Tito menceritakan, dulu Pada dirinya ingin menjadi Kapolri harus melewati tes Di bertugas Hingga Lokasi-Lokasi Di konflik berat.
“Ini test case sama seperti saya dulu kalau Karena Itu Kapolri Hingga Lokasi-Lokasi berat, konflik, Hingga Poso, Hingga Papua itu Karena Itu prioritas Untuk saya. Sukses, naik, sukses, naik,” kata Tito.
“Ini sama, saya sudah buka kemarin Kemendagri kan hampir 6.000-an ya karyawannya ya. Itu sudah hampir 200 rebutan Hingga sini.

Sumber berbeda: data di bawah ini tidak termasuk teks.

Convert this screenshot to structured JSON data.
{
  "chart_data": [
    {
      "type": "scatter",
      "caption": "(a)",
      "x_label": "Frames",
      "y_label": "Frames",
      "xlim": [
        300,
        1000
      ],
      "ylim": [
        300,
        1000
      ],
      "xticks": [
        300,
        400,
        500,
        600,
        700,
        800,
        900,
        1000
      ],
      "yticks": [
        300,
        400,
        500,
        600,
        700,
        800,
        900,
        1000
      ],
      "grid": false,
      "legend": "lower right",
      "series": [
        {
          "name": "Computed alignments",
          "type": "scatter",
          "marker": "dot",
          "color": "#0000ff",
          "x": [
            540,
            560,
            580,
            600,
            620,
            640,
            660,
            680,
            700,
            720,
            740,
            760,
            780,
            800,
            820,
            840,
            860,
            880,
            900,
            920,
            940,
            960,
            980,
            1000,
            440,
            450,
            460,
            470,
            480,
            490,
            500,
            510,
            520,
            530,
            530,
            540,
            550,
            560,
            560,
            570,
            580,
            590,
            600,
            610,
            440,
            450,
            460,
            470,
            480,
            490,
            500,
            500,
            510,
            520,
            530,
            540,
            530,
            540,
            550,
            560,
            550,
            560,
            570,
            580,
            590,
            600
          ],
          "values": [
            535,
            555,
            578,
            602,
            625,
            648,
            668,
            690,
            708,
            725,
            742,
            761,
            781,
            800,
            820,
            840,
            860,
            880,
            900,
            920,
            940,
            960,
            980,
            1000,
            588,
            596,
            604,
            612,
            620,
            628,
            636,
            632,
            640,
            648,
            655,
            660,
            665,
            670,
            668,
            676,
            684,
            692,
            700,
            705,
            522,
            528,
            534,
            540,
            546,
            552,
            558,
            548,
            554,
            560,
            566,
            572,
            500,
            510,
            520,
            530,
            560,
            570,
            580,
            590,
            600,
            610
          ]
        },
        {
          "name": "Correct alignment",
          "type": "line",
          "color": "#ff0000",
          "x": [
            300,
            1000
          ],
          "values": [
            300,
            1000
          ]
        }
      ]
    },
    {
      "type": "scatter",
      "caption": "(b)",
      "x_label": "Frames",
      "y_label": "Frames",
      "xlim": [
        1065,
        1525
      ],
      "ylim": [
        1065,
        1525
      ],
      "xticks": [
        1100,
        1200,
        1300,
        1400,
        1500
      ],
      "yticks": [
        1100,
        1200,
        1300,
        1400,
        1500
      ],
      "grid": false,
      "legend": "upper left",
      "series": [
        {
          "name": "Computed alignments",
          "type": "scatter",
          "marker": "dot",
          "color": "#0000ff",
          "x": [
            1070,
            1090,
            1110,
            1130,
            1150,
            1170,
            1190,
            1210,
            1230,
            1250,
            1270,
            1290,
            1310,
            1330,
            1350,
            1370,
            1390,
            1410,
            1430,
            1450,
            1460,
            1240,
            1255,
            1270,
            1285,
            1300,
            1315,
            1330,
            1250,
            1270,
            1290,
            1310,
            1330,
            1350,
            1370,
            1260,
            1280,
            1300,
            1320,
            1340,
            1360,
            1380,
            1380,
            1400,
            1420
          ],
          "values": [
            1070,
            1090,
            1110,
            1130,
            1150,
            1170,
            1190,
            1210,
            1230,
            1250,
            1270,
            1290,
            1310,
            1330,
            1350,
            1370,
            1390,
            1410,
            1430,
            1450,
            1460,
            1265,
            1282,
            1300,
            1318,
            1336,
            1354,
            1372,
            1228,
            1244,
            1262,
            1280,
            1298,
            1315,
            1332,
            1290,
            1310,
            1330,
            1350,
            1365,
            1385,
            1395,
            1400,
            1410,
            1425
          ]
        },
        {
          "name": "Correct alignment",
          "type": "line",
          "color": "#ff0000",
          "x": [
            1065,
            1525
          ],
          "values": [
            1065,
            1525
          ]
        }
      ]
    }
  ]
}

Dan saya sendiri, saya sangat siap Untuk gelombang yang pertama,” tambahnya.
Tito mengatakan, Kementeriannya sudah sangat siap Untuk pindah Hingga IKN. Akan Tetapi, dirinya tidak memaksakan Untuk ASN-nya Untuk pindah.
“Nah saya atur kementerian saya, Kemendagri, kami udah siap,” kata Tito.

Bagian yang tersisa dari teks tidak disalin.